What is my conclusion? Legacy data is tough and complex problem. It can easy torpedo your PLM implementation by bringing an additional cost to implementation. Planning it upfront is a good idea. To develop data quality assessment tool can be an interesting opportunity for service companies such as Razorleaf. In the future PLM architectures with flexible data organization capable to resolve data conflicts and other problems can win over older dinosaurs. Just my thoughts…

Best, Oleg

Want to learn more about PLM? Check out my new PLM Book website.

Disclaimer: I’m co-founder and CEO of openBoM developing cloud based bill of materials and inventory management tool for manufacturing companies, hardware startups and supply chain.

Share

Share This Post

  • fguillaumin

    Hello Oleg! Fully agree. No doubt. But. Imagine the solution you propose are sufficient. What is the cost to develop and to maintain, and how many people you need to help maintaining? Comparing to $230000?
    Companies in fact know. But know as well the effort to maintain this level of quality over time. And most probably you need to think about the quality tools as soon as you put your new system in production.

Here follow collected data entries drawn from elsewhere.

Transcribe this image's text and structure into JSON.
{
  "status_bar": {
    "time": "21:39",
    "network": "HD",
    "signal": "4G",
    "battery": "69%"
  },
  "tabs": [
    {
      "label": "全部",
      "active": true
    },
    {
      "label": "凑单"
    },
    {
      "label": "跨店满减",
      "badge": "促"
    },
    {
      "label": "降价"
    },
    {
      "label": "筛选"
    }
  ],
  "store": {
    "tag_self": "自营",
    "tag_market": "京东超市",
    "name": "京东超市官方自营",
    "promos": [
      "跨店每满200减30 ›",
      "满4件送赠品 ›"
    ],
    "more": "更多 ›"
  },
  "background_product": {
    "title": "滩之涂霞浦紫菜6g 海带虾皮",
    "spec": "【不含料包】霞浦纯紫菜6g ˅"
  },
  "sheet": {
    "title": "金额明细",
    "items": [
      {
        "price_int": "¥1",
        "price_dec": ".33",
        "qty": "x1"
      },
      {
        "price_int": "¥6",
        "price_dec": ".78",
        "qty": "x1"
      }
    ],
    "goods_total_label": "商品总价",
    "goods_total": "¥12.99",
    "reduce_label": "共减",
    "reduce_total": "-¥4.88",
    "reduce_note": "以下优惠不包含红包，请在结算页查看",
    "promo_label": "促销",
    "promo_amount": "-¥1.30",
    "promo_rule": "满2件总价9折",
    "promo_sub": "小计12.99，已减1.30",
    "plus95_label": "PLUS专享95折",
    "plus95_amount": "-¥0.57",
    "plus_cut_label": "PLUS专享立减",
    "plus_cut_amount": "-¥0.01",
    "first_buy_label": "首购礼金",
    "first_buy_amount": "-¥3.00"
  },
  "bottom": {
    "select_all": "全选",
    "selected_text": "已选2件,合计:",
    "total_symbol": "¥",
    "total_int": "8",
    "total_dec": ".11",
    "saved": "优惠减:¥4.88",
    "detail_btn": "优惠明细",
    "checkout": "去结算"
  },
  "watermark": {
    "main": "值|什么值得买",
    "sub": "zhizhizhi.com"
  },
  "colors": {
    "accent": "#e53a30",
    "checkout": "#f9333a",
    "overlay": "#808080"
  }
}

While you are still very busy to “tune” the new system…
    In fact the cost of the mess is much much higher. Without any cost of migration, the mess impact the every day work of users, not finding the right data at the right time, duplicated data, missing data (don’t forget missing data). The mess can torpedo your PLM implementation. Much earlier than when you will have to migrate your data in the next PLM system.

  • beyondplm

    Francois,

    Thanks for your comments and thoughts! My idea is probably bad and it will cost a lot to develop such solution. An alternative is what we have today – companies like Razorleaf are explaining to customers whey they need to pay for data cleansing. It might be good enough.

    Btw, it is not clear to many CxO people in manufacturing organizations that they need to clean the mess. Especially in small companies and in case an organization is functioning in such a way for decades. They will tell you – “so what? we have mess… but we can operate”. Sometimes it even feels good – we are heroes and we are going through this mess to release products on time.

    Just my opinion, of course 🙂
    Best, Oleg

  • Michael

    $230k is very small compared to what my company is currently doing just to get various CAD files from 9 of 11 site network drives to Autodesk Vault (replicated Vault). Then there’s nearly 4 million flat files to scan, name and add properties prior to adding those files to the Vault.

    We currently have 2.6 millions files in the Vault and are adding 4-5k/week via autoloading in those 9 sites. The last 2 not loading yet have a combined 1.2 million to autoload and an estimated 500k files to scan.

    In just the last 8 months it’s cost $800k and we anticipate another $1.5 million in the next 2 years to complete it all.

    Lessons learned:
    1. Never let IT update the SQL without warning first.
    2. Never let IT update the OS on the Vault or SQL server.
    3. Resyncing Vault is slow above 2 million files.
    4. It takes 1 full time person to be a Vault cop.
    5. 6 gig internet systems between plants and the master vault work really well.
    6. Anything less than 6 gig, not so well due to shared services on that line.
    7. Forget about enforcing unique file names. Email fights ensue.
    8. Vault cop is a 20 hr a day job.
    9. Vault Admin is a 30 hr a day job for 4 days. No one has problems on Friday (it seems).

  • beyondplm

    Michael thanks for sharing your example! It is indeed an example of very complicated “legacy data” import combined with some infrastructure issues as you indicated. From my experience, most of “import tools” are not good when you need to bring a lot of data and many custom techniques are problematic and expensive like you explained.